Taipei by Tao Lin

Book Review by Ryan Rushton | 04 Jul 2013
Book title: Taipei
Author: Tao Lin

TaiPei is an unflinching and hate-filled account of a group of people with a commitment to nothing greater than themselves, written in a purposefully mundane style. It would be wrong to call it a parody of the second-rate hipsters Tao Lin documents, as there is no exaggerated lampooning here. Instead, Lin methodically mirrors the completely inconsequential focus of their lives, appropriating an insular, technology-laden lexicon that is an ideal fit for the scorn he pours on these characters, over and over again.

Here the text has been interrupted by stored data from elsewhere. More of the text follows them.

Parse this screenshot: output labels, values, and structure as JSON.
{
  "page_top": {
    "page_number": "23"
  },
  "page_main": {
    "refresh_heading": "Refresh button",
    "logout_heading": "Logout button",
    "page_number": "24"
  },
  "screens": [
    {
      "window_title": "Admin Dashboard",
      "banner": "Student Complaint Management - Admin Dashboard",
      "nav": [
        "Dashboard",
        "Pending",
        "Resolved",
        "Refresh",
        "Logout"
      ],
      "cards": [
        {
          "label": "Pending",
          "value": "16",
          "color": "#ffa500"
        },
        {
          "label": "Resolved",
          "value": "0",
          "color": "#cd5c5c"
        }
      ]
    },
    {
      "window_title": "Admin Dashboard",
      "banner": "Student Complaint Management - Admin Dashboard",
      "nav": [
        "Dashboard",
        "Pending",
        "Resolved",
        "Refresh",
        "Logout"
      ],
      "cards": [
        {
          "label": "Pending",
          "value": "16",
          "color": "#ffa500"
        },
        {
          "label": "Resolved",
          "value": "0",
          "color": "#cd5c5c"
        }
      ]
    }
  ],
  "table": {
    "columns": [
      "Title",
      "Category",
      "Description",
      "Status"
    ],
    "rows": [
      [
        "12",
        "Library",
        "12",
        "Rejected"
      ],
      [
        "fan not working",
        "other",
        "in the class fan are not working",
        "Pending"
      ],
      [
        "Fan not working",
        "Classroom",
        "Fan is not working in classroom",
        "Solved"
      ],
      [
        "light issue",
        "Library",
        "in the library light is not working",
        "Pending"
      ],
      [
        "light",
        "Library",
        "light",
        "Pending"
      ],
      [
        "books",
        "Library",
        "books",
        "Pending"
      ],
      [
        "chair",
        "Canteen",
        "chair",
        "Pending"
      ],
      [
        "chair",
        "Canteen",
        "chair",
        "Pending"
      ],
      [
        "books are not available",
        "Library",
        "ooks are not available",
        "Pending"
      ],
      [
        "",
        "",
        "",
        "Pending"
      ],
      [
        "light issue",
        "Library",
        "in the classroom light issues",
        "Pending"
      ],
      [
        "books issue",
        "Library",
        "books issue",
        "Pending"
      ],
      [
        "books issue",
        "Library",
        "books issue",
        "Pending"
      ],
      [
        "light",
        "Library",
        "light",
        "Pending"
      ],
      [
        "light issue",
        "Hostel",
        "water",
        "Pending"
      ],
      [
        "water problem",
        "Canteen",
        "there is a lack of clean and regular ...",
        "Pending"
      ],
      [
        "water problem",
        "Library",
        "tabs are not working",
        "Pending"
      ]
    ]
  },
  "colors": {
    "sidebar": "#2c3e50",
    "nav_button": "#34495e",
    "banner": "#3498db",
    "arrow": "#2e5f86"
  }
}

Our protagonist Paul, like many of the people he surrounds himself with (true fraternity is denied), is a clearly intelligent, yet endlessly juvenile creation, trapped in a gyre of adolescence. Although a successful writer to a small, but dedicated following of equally banal, ennui-ridden fans, he spends the majority of the novel drifting between a series of uninteresting encounters, ingesting superhuman amounts of drugs, losing himself to introspection.

This is all done very very well. So well, you may find yourself believing at times that Lin is actually sincere and that we should be interested in these people's lives, that they ever present themselves as containing a modicum of worth. But then, he will throw in a line like, "He minimized Safari and saw his face, which seemed bored and depressed, his default expression." and you are reassured, knowing Lin is offering a sly wink, sharing with you a despair and hopelessness over this particular slice of North American self-indulgence.

Yet, this is part of the reason the novel is also largely a failure. The subculture of exaggeratedly disaffected youth Lin lambastes are really not worth anyone's time or interest. It is hard to imagine why a writer so clearly talented would choose to focus on the minutiae of the least appealing aspects of a character like Paul, when he is clearly capable of engaging far larger targets, or even offering something genuine on a relevant subculture of people, who have moved beyond the teenage constraints of Taipei. In the end then, the novel feels like an extended exercise; a writer flexing his constraint and exactitude over a subject well below him, and this is what disappoints most.